Wanted Ad: Single white female seeks chocolate company that pays fair wages, uses organic ingredients and shares bliss. Willing to buy candy bar if needs are met.





By Crystal Lindell
Associate Editor
lindellc@bnpmedia.com

Wanted Ad: Single white female seeks chocolate company that pays fair wages, uses organic ingredients and shares bliss. Willing to buy candy bar if needs are met.

Gone are the days when great taste was enough to sell a candy bar. More and more everyone with Google or Wikipedia is learning to get to know the personalities behind their favorite brands, and shop accordingly.

Instead of quality and price, consumers are concerning themselves with the story of their purchases. They’re worried about whether or not their bank gave out obscene bonuses to executives, whether their vegetables were grown locally, and whether their candy is organic and Fair Trade.

But don’t take my word for it. A recent study overseen by London-based The Communications Agency claims that consumers, especially those in their 20s, “are looking to purchase from sustainable businesses that are open and honest in their communication; offer value for money and do not make undue profits or pay huge bonuses.”
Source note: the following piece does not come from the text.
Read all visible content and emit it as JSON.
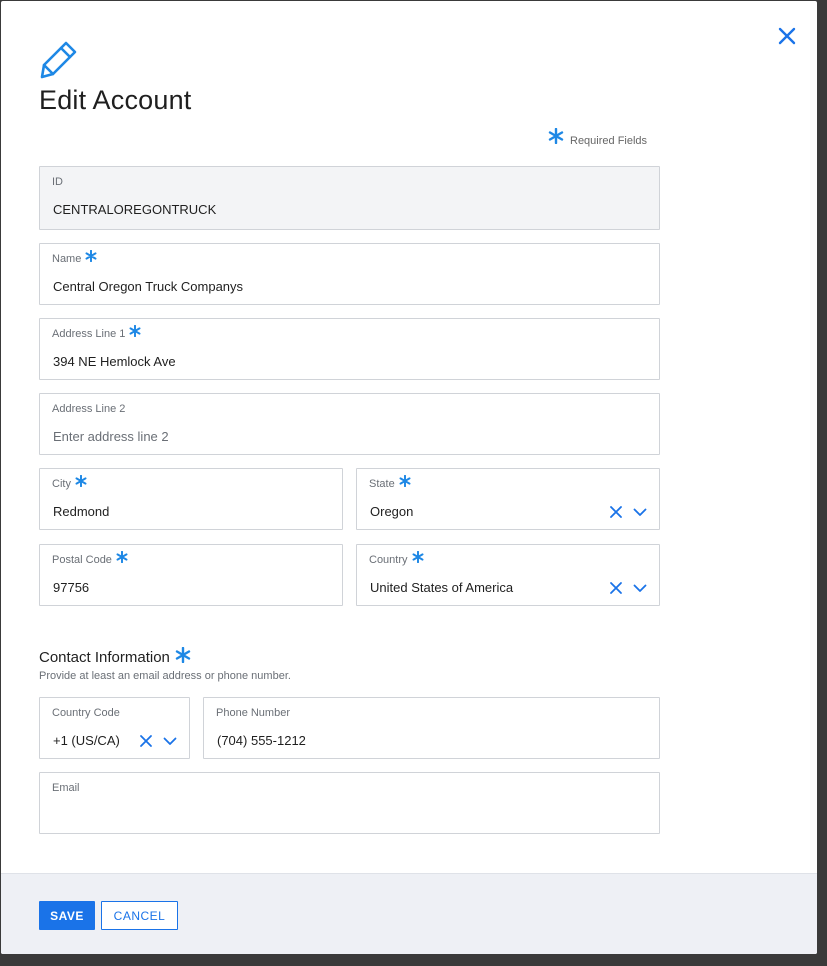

Specifically, the data shows that 89% of young people claim they want companies to prove they’ve become ethically, socially and environmentally responsible as a result of the recession.

"The findings are a wake-up call for many branded-goods firms,” says Robert Prevezer of The Communications Agency says. “Marketers will have to find ways of associating their brands with a bigger cause to help build better relations with these powerful 20-somethings if they wish to succeed. Rebuilding trust is paramount."
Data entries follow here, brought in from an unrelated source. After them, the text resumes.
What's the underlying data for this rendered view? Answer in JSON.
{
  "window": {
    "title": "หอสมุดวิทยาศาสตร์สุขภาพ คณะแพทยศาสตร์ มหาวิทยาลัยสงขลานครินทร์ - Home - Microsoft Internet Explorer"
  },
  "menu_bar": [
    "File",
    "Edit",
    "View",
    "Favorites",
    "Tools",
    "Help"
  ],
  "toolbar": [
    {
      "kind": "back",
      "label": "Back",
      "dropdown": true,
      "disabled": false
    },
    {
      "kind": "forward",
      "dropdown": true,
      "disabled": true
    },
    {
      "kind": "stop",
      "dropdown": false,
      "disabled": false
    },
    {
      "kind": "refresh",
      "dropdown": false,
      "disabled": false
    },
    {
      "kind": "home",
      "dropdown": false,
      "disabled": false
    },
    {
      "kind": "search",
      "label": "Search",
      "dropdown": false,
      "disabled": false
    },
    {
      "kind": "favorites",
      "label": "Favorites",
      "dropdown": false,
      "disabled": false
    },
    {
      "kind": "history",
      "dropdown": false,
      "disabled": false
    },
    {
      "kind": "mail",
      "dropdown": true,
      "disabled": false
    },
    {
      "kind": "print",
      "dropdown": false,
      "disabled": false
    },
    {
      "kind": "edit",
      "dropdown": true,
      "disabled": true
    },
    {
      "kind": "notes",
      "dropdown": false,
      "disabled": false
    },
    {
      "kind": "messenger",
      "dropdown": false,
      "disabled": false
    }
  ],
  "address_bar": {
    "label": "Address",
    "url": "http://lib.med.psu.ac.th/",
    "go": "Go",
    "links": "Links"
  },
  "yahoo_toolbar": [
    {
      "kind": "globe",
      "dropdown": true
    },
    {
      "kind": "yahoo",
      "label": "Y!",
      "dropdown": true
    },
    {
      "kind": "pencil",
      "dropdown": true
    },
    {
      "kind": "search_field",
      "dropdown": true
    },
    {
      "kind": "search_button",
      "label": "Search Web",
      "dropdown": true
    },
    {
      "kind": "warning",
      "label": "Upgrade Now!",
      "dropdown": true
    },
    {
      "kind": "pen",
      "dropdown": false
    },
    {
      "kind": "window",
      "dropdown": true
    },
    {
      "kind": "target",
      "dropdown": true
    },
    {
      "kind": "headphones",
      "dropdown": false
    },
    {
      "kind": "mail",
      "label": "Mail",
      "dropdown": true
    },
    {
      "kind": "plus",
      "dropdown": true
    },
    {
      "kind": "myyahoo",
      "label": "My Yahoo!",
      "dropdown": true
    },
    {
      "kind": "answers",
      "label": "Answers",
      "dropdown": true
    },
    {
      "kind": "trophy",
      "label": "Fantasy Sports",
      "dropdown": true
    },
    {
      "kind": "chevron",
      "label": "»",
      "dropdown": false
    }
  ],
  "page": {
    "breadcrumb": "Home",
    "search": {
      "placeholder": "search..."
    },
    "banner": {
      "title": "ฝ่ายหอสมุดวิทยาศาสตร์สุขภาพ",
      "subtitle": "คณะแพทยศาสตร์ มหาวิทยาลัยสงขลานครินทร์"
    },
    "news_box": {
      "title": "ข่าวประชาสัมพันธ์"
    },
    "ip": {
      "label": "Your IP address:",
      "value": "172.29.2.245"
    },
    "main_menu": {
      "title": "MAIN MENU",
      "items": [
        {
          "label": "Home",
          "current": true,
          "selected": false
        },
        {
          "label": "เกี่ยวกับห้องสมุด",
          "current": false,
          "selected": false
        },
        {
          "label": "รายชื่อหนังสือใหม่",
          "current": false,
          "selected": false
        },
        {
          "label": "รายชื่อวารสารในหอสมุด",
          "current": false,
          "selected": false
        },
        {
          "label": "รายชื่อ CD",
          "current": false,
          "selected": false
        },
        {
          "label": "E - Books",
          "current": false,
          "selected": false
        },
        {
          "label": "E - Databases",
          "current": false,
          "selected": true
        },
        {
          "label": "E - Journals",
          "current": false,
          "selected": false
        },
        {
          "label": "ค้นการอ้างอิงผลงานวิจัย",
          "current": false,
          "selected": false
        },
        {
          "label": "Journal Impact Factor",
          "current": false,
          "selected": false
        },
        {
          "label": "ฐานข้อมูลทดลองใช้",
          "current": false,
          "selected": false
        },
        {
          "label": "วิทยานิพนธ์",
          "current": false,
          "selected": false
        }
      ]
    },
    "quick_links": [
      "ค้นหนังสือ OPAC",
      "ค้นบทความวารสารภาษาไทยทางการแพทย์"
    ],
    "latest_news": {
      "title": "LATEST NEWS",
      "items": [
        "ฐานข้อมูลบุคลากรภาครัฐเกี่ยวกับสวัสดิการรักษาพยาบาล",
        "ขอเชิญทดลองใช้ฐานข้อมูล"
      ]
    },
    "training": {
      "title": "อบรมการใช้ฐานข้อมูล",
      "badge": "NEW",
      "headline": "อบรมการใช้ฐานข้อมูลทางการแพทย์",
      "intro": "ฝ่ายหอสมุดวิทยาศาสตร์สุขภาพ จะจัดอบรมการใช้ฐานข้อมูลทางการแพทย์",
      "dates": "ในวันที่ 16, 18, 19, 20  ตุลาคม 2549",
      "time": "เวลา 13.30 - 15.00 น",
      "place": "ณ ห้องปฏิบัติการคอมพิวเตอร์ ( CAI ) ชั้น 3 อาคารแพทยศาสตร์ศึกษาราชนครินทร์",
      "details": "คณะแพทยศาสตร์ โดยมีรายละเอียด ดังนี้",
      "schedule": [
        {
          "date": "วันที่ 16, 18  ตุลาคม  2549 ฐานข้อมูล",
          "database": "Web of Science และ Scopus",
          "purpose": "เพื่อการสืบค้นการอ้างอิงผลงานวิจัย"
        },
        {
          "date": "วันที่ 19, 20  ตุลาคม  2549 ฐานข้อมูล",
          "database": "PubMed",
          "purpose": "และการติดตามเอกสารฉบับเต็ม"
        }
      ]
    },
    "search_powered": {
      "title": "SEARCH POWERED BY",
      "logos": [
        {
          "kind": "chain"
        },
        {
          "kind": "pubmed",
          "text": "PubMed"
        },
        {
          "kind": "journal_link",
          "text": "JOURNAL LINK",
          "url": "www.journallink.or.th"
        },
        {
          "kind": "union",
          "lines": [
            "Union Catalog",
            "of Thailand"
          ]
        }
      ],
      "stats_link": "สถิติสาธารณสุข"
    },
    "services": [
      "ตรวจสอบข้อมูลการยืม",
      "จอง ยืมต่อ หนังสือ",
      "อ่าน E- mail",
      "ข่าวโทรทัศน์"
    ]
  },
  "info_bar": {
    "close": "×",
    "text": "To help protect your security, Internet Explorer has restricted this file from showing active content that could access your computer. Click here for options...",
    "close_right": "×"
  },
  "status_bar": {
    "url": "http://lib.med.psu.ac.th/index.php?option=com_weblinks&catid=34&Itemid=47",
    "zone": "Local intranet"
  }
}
That’s not necessarily a bad thing. After all, who’s not in favor of friendly corporations? Anyone hoping to buy something from a total jerk?

The problem comes when companies miss the mark on getting their story out. It’s a lesson Hershey seems to be learning the hard way these days.

The candy company has come under attack as of late for supposedly failing to halt child labor. Green America, Global Exchange and the International Labor Rights Forum recently published a report claiming “Hershey is falling further behind its competitors in removing child labor from its products.”

“It is increasingly clear that consumers care where the products they buy are from and how they are made,” says Elizabeth O’Connell, Fair Trade campaigns director at Green America, in a media release. “Every day that Hershey delays in instituting Fair Trade certification to prevent forced labor in its products is a day that tarnishes Hershey’s image as ‘America’s Chocolate Company.’”

This attack comes despite the fact that Hershey is participating in a new $17-million partnership with the Department of Labor and the global chocolate industry to significantly reduce child labor in West Africa; is a founding member of the World Cocoa Foundation, the International Cocoa Initiative and ECHOES; and also partners with the Bill and Melinda Gates Foundation in an initiative to improve the livelihoods of approximately 200,000 cocoa farmers in Cote d'Ivoire, Ghana, Nigeria, Cameroon and Liberia.

And regardless of all that, the main sticking point of the protest groups is that Hershey has failed to get complete Fair Trade Certification - but even getting Fair Trade certification doesn’t automatically wipe out child labor, although it does theoretically provide more income and community support to farmers.

Hershey also came under fire after some J-1 visa students working at a Hershey warehouse in Palmyra, Lebanon County said they had been misled about the work they would be doing. The Philadelphia Enquirer reports that the workers were backed by the National Guestworker Alliance and union leaders as part of an exchange program. However, instead of a cultural exchange, the workers said they were doing manual labor for eight hours a day.

In a New York Times article shortly after the incident, Hershey pointed the finger at Exel, a logistics company that oversees day-to-day operations at the facility.

“The Hershey Co. expects all its vendors, including Exel, to treat employees fairly and equitably,” Kirk Saville, a Hershey spokesman, told the New York Times.

That’s probably true, but it was still a Hershey operation, so that explanation likely got lost on many consumers.

Unfortunately for Hershey, it seems the company is having a really hard time explaining all the good stuff about its brand personality to consumers these days.

It might behoove Hershey to take a more proactive stance with such publicity, because as long as Hershey struggles with that, it won’t matter how awesome its chocolate bars are - a bad back story will have a much stronger pull at the wallet.